Monday, Nov. 16, 1981
An Unlikely Nominee
Bank teller, insurance agent, real estate salesman, magazine distributor. He has drifted through a string of jobs without ever making a career out of any of them. He is the owner and sole employee of a minority recruiting firm in Detroit, which has not placed a single employee this year. His company, called Bold Concepts, Inc., is not even listed in the telephone book. He is a stranger to the Detroit civil rights community, and his political career consists of winning a meager 5% of the vote in a congressional race in 1980.
So why is William Bell, 55, being nominated by the Reagan Administration to head the Equal Employment Opportunity Commission, an agency with 3,400 employees and an annual budget of $140 million? It is a question being asked with increasing dismay by both Congressmen and Civil Rights Leaders as Bell's nomination comes up for a vote in the Senate Labor and Human Resources Committee this week. True enough, Bell worked briefly for the EEOC in the mid-1970's, but his primary qualification seems to be that he toiled for the Reagan-Bush committee in Michigan during last year's presidential campaign. "He's bad news," says Maudine Cooper, Washington Lobbyist for the National Urban League. Says Democratic Senator Thomas Eagleton of Missouri: "Mr. Bell is a perfectly decent and honest man, but he is absolutely and totally unqualified."

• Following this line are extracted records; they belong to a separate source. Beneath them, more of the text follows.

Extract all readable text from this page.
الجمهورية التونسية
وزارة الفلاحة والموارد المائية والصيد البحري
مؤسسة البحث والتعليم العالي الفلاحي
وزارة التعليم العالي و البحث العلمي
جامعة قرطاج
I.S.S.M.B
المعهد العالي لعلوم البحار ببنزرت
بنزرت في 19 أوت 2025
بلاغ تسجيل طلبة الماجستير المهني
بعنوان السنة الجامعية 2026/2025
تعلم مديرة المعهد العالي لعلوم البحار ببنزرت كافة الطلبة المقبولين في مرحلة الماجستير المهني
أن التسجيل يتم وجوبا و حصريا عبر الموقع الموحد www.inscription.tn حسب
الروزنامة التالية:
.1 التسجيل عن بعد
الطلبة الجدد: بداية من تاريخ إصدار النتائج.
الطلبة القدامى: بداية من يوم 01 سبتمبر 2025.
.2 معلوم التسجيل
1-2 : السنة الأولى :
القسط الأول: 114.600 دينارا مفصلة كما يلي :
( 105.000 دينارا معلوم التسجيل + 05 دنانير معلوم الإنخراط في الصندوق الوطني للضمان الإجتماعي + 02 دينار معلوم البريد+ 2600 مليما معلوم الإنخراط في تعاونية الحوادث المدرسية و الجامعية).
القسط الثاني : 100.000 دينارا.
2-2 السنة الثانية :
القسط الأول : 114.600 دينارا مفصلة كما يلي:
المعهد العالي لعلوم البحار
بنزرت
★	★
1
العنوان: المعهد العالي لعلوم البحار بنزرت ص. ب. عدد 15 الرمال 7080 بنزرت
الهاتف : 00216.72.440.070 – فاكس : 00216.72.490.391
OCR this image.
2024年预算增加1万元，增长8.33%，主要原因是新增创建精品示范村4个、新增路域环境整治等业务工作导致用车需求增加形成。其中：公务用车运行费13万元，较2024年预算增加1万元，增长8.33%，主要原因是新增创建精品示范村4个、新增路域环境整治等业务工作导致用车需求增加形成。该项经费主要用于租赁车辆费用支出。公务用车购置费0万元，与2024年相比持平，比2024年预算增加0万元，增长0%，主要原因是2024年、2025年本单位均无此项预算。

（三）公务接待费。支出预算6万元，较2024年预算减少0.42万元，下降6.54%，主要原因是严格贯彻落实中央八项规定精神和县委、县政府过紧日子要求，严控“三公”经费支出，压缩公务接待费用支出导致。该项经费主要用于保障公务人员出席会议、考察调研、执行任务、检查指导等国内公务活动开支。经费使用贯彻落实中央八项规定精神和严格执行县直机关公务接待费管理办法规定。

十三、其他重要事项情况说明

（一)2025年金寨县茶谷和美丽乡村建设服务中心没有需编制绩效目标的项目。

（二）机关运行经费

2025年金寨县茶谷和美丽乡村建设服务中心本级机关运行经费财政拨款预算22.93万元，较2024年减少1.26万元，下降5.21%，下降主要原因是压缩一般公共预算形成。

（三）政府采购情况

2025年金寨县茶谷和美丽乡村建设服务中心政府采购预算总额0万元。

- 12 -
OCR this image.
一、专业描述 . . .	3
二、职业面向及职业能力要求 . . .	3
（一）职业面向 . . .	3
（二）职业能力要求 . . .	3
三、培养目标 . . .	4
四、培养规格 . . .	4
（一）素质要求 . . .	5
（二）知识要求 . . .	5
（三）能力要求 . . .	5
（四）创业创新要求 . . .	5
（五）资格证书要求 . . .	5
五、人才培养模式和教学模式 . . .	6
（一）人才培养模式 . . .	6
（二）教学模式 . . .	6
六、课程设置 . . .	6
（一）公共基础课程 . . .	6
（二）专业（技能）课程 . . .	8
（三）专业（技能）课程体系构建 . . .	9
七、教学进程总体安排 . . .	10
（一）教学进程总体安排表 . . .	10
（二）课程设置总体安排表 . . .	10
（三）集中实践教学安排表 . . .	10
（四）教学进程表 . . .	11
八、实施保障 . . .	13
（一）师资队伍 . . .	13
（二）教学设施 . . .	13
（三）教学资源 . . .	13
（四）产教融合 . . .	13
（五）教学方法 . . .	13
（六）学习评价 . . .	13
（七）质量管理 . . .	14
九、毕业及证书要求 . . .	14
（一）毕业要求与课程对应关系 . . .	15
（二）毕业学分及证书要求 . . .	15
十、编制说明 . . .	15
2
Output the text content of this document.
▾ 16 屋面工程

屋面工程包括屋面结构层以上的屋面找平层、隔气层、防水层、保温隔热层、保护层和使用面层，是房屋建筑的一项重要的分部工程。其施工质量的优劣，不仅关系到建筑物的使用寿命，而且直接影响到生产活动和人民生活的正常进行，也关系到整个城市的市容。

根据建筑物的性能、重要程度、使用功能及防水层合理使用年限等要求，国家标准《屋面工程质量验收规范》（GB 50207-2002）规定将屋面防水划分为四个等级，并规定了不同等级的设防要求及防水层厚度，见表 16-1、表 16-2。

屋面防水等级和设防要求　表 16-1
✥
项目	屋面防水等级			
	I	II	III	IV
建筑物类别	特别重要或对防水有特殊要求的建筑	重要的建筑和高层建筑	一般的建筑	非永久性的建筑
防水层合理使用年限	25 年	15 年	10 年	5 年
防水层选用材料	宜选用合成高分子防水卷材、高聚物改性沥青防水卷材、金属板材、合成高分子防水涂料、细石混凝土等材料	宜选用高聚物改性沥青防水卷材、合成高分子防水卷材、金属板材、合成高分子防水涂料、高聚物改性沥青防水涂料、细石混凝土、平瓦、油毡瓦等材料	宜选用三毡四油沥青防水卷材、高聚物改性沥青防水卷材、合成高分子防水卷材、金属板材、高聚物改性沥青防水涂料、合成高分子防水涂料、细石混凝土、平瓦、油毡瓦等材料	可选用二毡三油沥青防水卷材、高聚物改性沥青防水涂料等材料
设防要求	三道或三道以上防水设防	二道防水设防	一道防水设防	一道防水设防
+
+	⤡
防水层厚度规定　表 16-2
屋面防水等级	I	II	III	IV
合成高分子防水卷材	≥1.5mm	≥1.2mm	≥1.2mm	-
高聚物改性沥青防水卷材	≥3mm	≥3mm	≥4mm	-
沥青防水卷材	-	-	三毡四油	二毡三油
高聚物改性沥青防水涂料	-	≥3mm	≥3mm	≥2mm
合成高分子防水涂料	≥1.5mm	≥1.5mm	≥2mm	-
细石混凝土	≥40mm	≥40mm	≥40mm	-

"We stand by him," counters E. Pendleton James, White House director of personnel. "Bill Bell is not a lawyer, he's not wealthy and he's not out of the civil rights movement. But he is a conservative Republican and a staunch Reagan supporter." And that is exactly what Reagan wants: someone who is willing to battle civil rights groups and lead the Administration's redefinition of affirmative action. The Senate committee is split on Bell. Chairman Orrin Hatch of Utah pronounces him "honest and intelligent." But Hatch has trouble keeping Republicans Lowell Weicker of Connecticut and Robert Stafford of Vermont from often siding with the Democrats. If they defect this time the vote will probably be 9 to 7, and Bell's nomination will be blocked.